The reason I believe this is both radical and feasible, as the conference calls for, is that we now have so many of these ingredients in place. First, data cooperatives already exist – a fast-growing number of them. There are data co-ops that follow the ‘health data for research’ paradigm we talked about earlier, like Salus and Midata. There are co-ops that aim to monetize data, like Streamr and Pool and CitizenMe, which allows consumers to get paid for data they share with companies, with millions of data exchanges completed. And then there are existing organizations that already serve communities or groups in other capacities that also function as co-ops, like Driver’s Seat, a driver’s worker cooperative that returns profits from aggregate data to their workers.

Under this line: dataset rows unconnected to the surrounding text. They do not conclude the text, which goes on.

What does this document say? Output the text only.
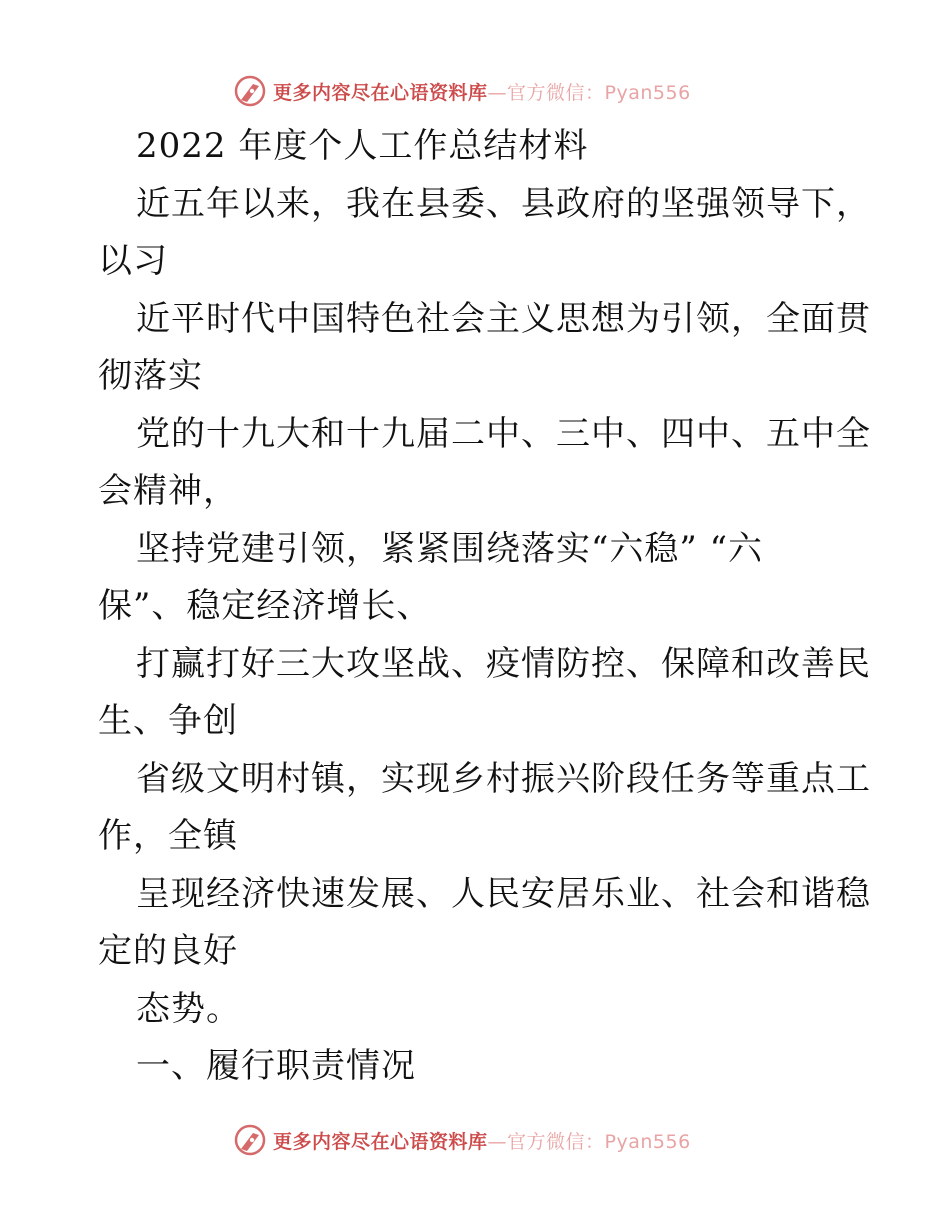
更多内容尽在心语资料库—官方微信：Pyan556
2022 年度个人工作总结材料
近五年以来，我在县委、县政府的坚强领导下，
以习
近平时代中国特色社会主义思想为引领，全面贯
彻落实
党的十九大和十九届二中、三中、四中、五中全
会精神，
坚持党建引领，紧紧围绕落实“六稳” “六
保”、稳定经济增长、
打赢打好三大攻坚战、疫情防控、保障和改善民
生、争创
省级文明村镇，实现乡村振兴阶段任务等重点工
作，全镇
呈现经济快速发展、人民安居乐业、社会和谐稳
定的良好
态势。
一、履行职责情况
更多内容尽在心语资料库—官方微信：Pyan556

This really shows us that existing organizations, like credit unions and worker cooperatives, can adopt data cooperative functionality fairly easily, and in fact already have—Professor Pentland, who will be commenting on this proposal, has done pioneering work here.
And on the regulatory side – pieces of legislation like the data governance act, and tabled legislation like India’s non personal data proposal, point us in the direction of these sorts of intermediaries.
And finally, technology is catching up to what’s necessary to allow data cooperatives to work. The licensing function is only really possible with technologies that allow us to share insights from data without sharing the underlying data, like federated learning, and new privacy techniques, like differential privacy and homomorphic encryption. Approaches to tackling data lineage and provenance, while not a solved problem, are becoming much more sophisticated.
So yes, making data cooperatives a necessary and accountable intermediary for a majority of data transactions will take some work. So what do we get for all of that work?
What does the future look like?
Here’s what I think. You get much more effective advocacy around things like data privacy, because those asks come from a place of leverage as well as regulation. You get to exert and benefit from the financial and control interests over your data, that are just being swept under the table now. You get a trustworthy ecosystem that has functioning accountability measures. You get to benefit from the diverse set of applications and services that spring up in this opened -up ecosystem, moving from monopolies to companies that solve real problems and leverage your work to do it. And, as this data is used to underpin pioneering AI models, you get to be an active, recognized, and compensated participant, sharing insights and expertise and experience rather than being essentially scraped into providing that knowledge and then totally cut out of the benefits and the new economy created.
Really, this also means we get to move from a vision of the future that aims for large-scale autonomous AI, to one that acknowledges and takes strength and innovation from the contributions of people to existing AI systems. That leverages the vast amount of collective knowledge and experience and insight and wisdom we have, and incorporates it intentionally into the technology we build – exponentiating the reach and ambition of that technology while regenerating and elevating the human contributions that make this collective, not artificial, intelligence possible.